The Alpha session started shortly after that. I knew we had an e3 on the short list, but I had never bothered to look up who it was. I was far too busy with my own preparation. Several grueling days after we arrived the entire team came together for a social event at a makeshift club that someone had whipped up on one side of the oceanographic lab. Whoever it was had cleverly darkened the main part of the bar so that the only lighting came from large windows into a huge tank. The eerie bluish light danced over everyone and made us all look like were we at the bottom of the sea. With the various seashell motifs in the rest of the decoration the result was quite spectacular.

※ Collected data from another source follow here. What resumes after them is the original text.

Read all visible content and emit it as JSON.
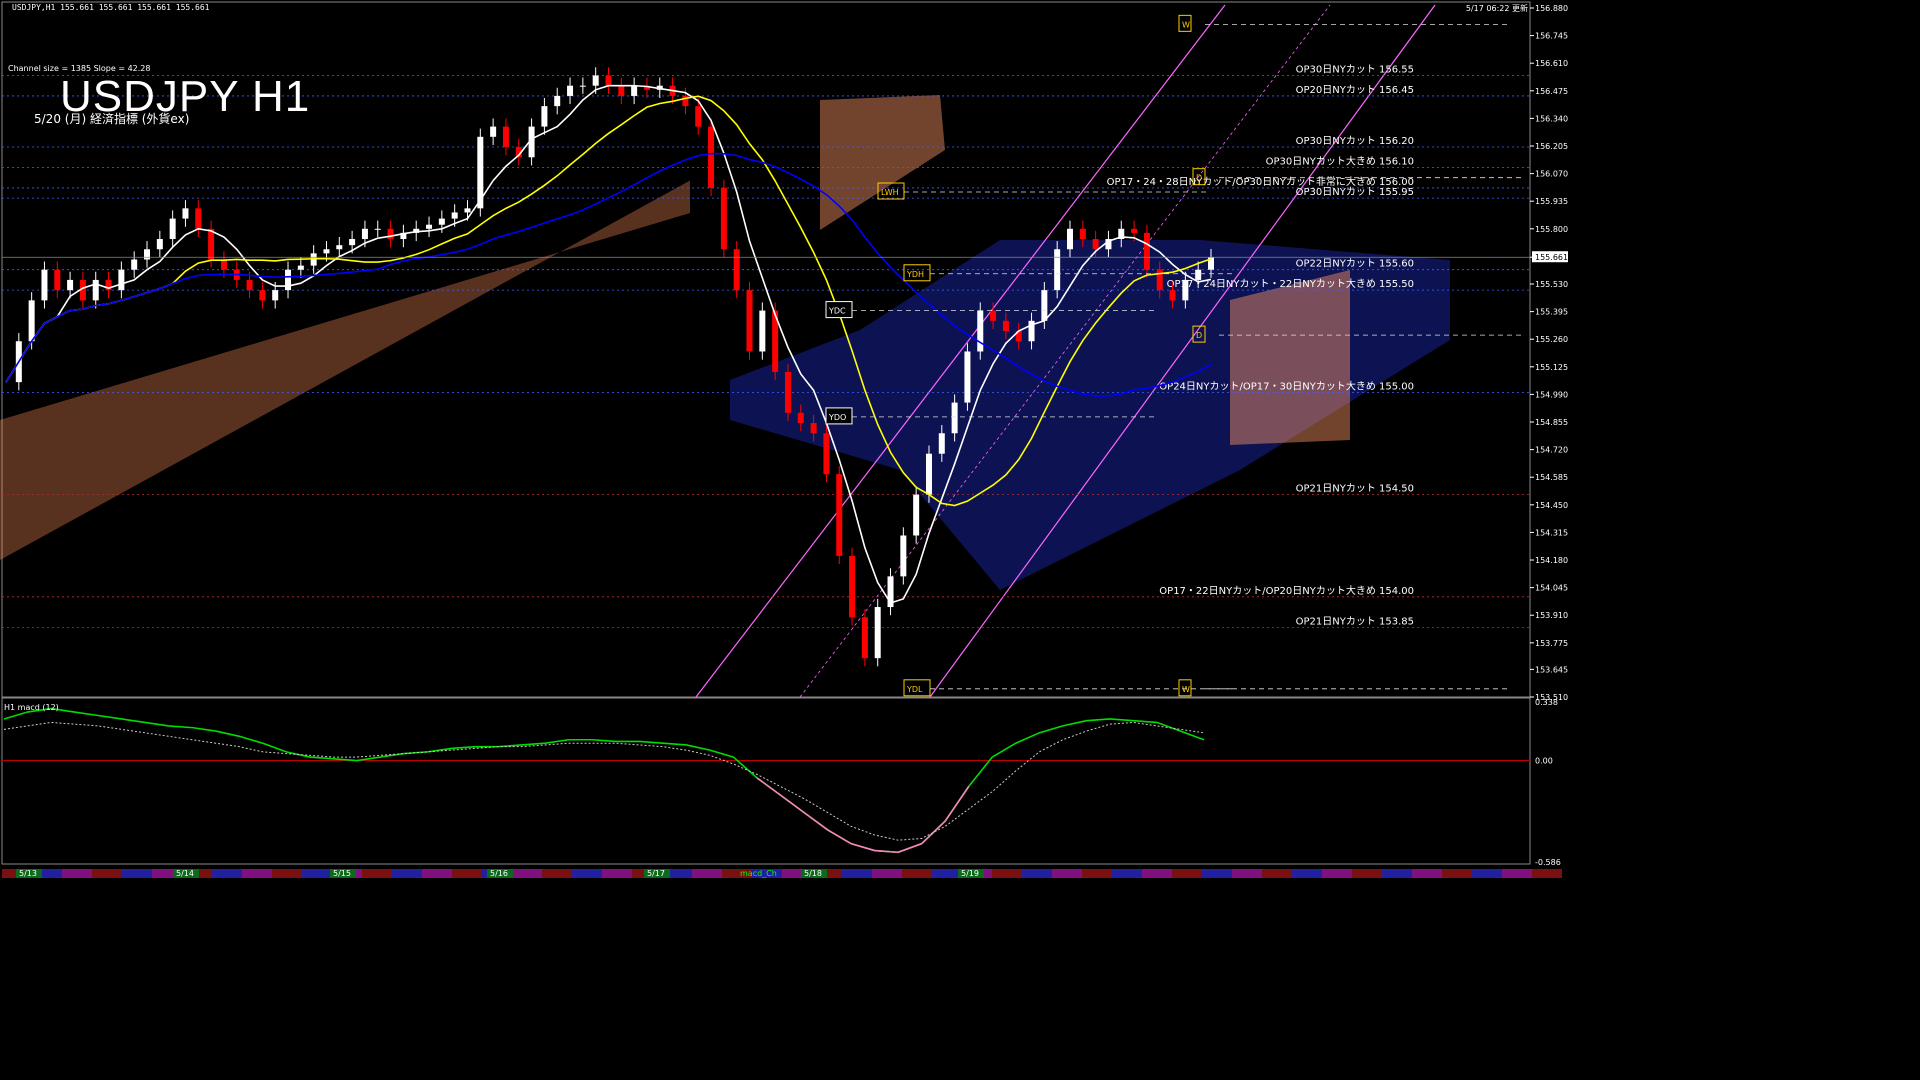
{
  "header": {
    "ohlc_line": "USDJPY,H1  155.661 155.661 155.661 155.661",
    "updated": "5/17 06:22 更新",
    "channel_info": "Channel size = 1385 Slope = 42.28",
    "title": "USDJPY H1",
    "subtitle": "5/20 (月) 経済指標 (外貨ex)"
  },
  "colors": {
    "background": "#000000",
    "grid": "#3a3a3a",
    "axis": "#ffffff",
    "bull_candle": "#ffffff",
    "bear_candle": "#ff0000",
    "ma_white": "#ffffff",
    "ma_yellow": "#ffff00",
    "ma_blue": "#0000ff",
    "cloud_orange": "#ffa070",
    "cloud_blue": "#2040ff",
    "chikou_green": "#00c000",
    "channel_violet": "#ff66ff",
    "cut_line": "#4060ff",
    "macd_main": "#00dd00",
    "macd_neg": "#ff80c0",
    "macd_signal": "#cccccc",
    "price_highlight": "#ffffff"
  },
  "chart_data": {
    "type": "line",
    "symbol": "USDJPY",
    "timeframe": "H1",
    "ylim": [
      153.51,
      156.88
    ],
    "y_ticks": [
      156.88,
      156.745,
      156.61,
      156.475,
      156.34,
      156.205,
      156.07,
      155.935,
      155.8,
      155.661,
      155.53,
      155.395,
      155.26,
      155.125,
      154.99,
      154.855,
      154.72,
      154.585,
      154.45,
      154.315,
      154.18,
      154.045,
      153.91,
      153.775,
      153.645,
      153.51
    ],
    "y_tick_labels": [
      "156.880",
      "156.745",
      "156.610",
      "156.475",
      "156.340",
      "156.205",
      "156.070",
      "155.935",
      "155.800",
      "155.661",
      "155.530",
      "155.395",
      "155.260",
      "155.125",
      "154.990",
      "154.855",
      "154.720",
      "154.585",
      "154.450",
      "154.315",
      "154.180",
      "154.045",
      "153.910",
      "153.775",
      "153.645",
      "153.510"
    ],
    "current_price": 155.661,
    "current_price_label": "155.661",
    "x_labels": [
      "5/13",
      "5/14",
      "5/15",
      "5/16",
      "5/17",
      "5/18",
      "5/19"
    ],
    "cut_levels": [
      {
        "label": "OP30日NYカット 156.55",
        "price": 156.55
      },
      {
        "label": "OP20日NYカット 156.45",
        "price": 156.45
      },
      {
        "label": "OP30日NYカット 156.20",
        "price": 156.2
      },
      {
        "label": "OP30日NYカット大きめ 156.10",
        "price": 156.1
      },
      {
        "label": "OP17・24・28日NYカット/OP30日NYカット非常に大きめ 156.00",
        "price": 156.0
      },
      {
        "label": "OP30日NYカット 155.95",
        "price": 155.95
      },
      {
        "label": "OP22日NYカット 155.60",
        "price": 155.6
      },
      {
        "label": "OP17・24日NYカット・22日NYカット大きめ 155.50",
        "price": 155.5
      },
      {
        "label": "OP24日NYカット/OP17・30日NYカット大きめ 155.00",
        "price": 155.0
      },
      {
        "label": "OP21日NYカット 154.50",
        "price": 154.5
      },
      {
        "label": "OP17・22日NYカット/OP20日NYカット大きめ 154.00",
        "price": 154.0
      },
      {
        "label": "OP21日NYカット 153.85",
        "price": 153.85
      }
    ],
    "markers": [
      {
        "label": "YDC",
        "price": 155.4
      },
      {
        "label": "YDO",
        "price": 154.88
      },
      {
        "label": "YDH",
        "price": 155.58
      },
      {
        "label": "LWH",
        "price": 155.98
      },
      {
        "label": "YDL",
        "price": 153.55
      },
      {
        "label": "W",
        "price": 156.8
      },
      {
        "label": "W",
        "price": 153.55
      },
      {
        "label": "D",
        "price": 156.05
      },
      {
        "label": "D",
        "price": 155.28
      }
    ],
    "close": [
      155.05,
      155.25,
      155.45,
      155.6,
      155.5,
      155.55,
      155.45,
      155.55,
      155.5,
      155.6,
      155.65,
      155.7,
      155.75,
      155.85,
      155.9,
      155.8,
      155.65,
      155.6,
      155.55,
      155.5,
      155.45,
      155.5,
      155.6,
      155.62,
      155.68,
      155.7,
      155.72,
      155.75,
      155.8,
      155.8,
      155.75,
      155.78,
      155.8,
      155.82,
      155.85,
      155.88,
      155.9,
      156.25,
      156.3,
      156.2,
      156.15,
      156.3,
      156.4,
      156.45,
      156.5,
      156.5,
      156.55,
      156.5,
      156.45,
      156.5,
      156.48,
      156.5,
      156.45,
      156.4,
      156.3,
      156.0,
      155.7,
      155.5,
      155.2,
      155.4,
      155.1,
      154.9,
      154.85,
      154.8,
      154.6,
      154.2,
      153.9,
      153.7,
      153.95,
      154.1,
      154.3,
      154.5,
      154.7,
      154.8,
      154.95,
      155.2,
      155.4,
      155.35,
      155.3,
      155.25,
      155.35,
      155.5,
      155.7,
      155.8,
      155.75,
      155.7,
      155.75,
      155.8,
      155.78,
      155.6,
      155.5,
      155.45,
      155.55,
      155.6,
      155.661
    ],
    "macd": {
      "label": "H1  macd (12)",
      "legend": "macd_Ch",
      "ylim": [
        -0.586,
        0.338
      ],
      "y_tick_labels": [
        "0.338",
        "0.00",
        "-0.586"
      ],
      "main": [
        0.24,
        0.28,
        0.3,
        0.28,
        0.26,
        0.24,
        0.22,
        0.2,
        0.19,
        0.17,
        0.14,
        0.1,
        0.05,
        0.02,
        0.01,
        0.0,
        0.02,
        0.04,
        0.05,
        0.07,
        0.08,
        0.08,
        0.09,
        0.1,
        0.12,
        0.12,
        0.11,
        0.11,
        0.1,
        0.09,
        0.06,
        0.02,
        -0.1,
        -0.2,
        -0.3,
        -0.4,
        -0.48,
        -0.52,
        -0.53,
        -0.48,
        -0.35,
        -0.15,
        0.02,
        0.1,
        0.16,
        0.2,
        0.23,
        0.24,
        0.23,
        0.22,
        0.17,
        0.12
      ],
      "signal": [
        0.18,
        0.2,
        0.22,
        0.21,
        0.2,
        0.18,
        0.16,
        0.14,
        0.12,
        0.1,
        0.08,
        0.05,
        0.04,
        0.03,
        0.02,
        0.02,
        0.03,
        0.04,
        0.05,
        0.06,
        0.07,
        0.08,
        0.08,
        0.09,
        0.1,
        0.1,
        0.1,
        0.09,
        0.08,
        0.06,
        0.03,
        -0.02,
        -0.08,
        -0.15,
        -0.22,
        -0.3,
        -0.38,
        -0.43,
        -0.46,
        -0.45,
        -0.38,
        -0.28,
        -0.18,
        -0.06,
        0.05,
        0.12,
        0.17,
        0.21,
        0.22,
        0.2,
        0.18,
        0.16
      ]
    }
  }
}
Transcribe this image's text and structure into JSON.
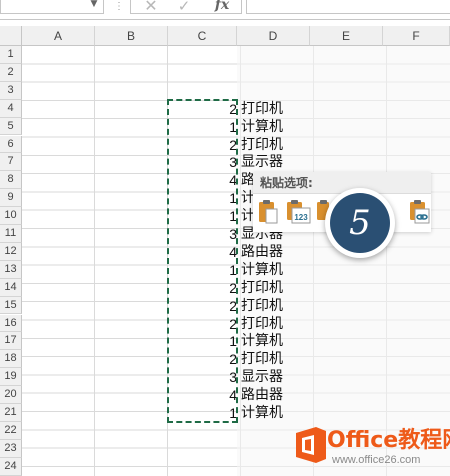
{
  "formula_bar": {
    "separator": "⋮",
    "cancel_glyph": "✕",
    "enter_glyph": "✓",
    "fx_label": "fx"
  },
  "columns": [
    "A",
    "B",
    "C",
    "D",
    "E",
    "F"
  ],
  "rows": [
    "1",
    "2",
    "3",
    "4",
    "5",
    "6",
    "7",
    "8",
    "9",
    "10",
    "11",
    "12",
    "13",
    "14",
    "15",
    "16",
    "17",
    "18",
    "19",
    "20",
    "21",
    "22",
    "23",
    "24"
  ],
  "cells": [
    {
      "row": "4",
      "c": "2",
      "d": "打印机"
    },
    {
      "row": "5",
      "c": "1",
      "d": "计算机"
    },
    {
      "row": "6",
      "c": "2",
      "d": "打印机"
    },
    {
      "row": "7",
      "c": "3",
      "d": "显示器"
    },
    {
      "row": "8",
      "c": "4",
      "d": "路"
    },
    {
      "row": "9",
      "c": "1",
      "d": "计"
    },
    {
      "row": "10",
      "c": "1",
      "d": "计"
    },
    {
      "row": "11",
      "c": "3",
      "d": "显示器"
    },
    {
      "row": "12",
      "c": "4",
      "d": "路由器"
    },
    {
      "row": "13",
      "c": "1",
      "d": "计算机"
    },
    {
      "row": "14",
      "c": "2",
      "d": "打印机"
    },
    {
      "row": "15",
      "c": "2",
      "d": "打印机"
    },
    {
      "row": "16",
      "c": "2",
      "d": "打印机"
    },
    {
      "row": "17",
      "c": "1",
      "d": "计算机"
    },
    {
      "row": "18",
      "c": "2",
      "d": "打印机"
    },
    {
      "row": "19",
      "c": "3",
      "d": "显示器"
    },
    {
      "row": "20",
      "c": "4",
      "d": "路由器"
    },
    {
      "row": "21",
      "c": "1",
      "d": "计算机"
    }
  ],
  "paste_options": {
    "title": "粘贴选项:",
    "values_badge": "123",
    "icons": [
      "paste-icon",
      "paste-values-icon",
      "paste-formulas-icon",
      "paste-link-icon"
    ]
  },
  "step_badge": "5",
  "watermark": {
    "title": "Office教程网",
    "url": "www.office26.com"
  },
  "colors": {
    "marquee": "#1f6b46",
    "badge": "#2a4f73",
    "watermark_orange": "#ee5a19",
    "clipboard_orange": "#d9902f",
    "clipboard_teal": "#2a6f8f"
  }
}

As Umam, who was the only one I really knew at that point, introduced me around to some of her colleagues, I suddenly noticed there was a naked girl in the tank. She seemed to have been there quite a while and didn't act in a hurry to leave. She casually worked her way through bits of underwater equipment, turning off valves and securing them with binding straps. Her blond ponytail streamed out behind her as she moved and flared out into snaking tentacles when she stopped, making her oddly long head look rather like an octopus. She eventually swam for the surface and disappeared, her body arcing in a lazy dolphin kick like a serpent. She had been holding her breath for at least 30 minutes.
I saw her later, somewhat more clothed and talking gaily with a large group of admirers. I went over.
"That was your parlor trick, wasn't it?" I said, a bit more accusingly than I had intended. I hiked my thumb over my shoulder toward the glowing tank windows.
She smiled brightly, white straight teeth gleaming in her clean, 19 year-old face. Her hair was still a little wet, and yet it shone as she nodded. "V-gap hemoglobin." She bowed politely. "I'm Evo."
"I know" I said. I bowed and smiled, and I think my teeth ground a little. If her prototype ears could hear it she kept on smiling.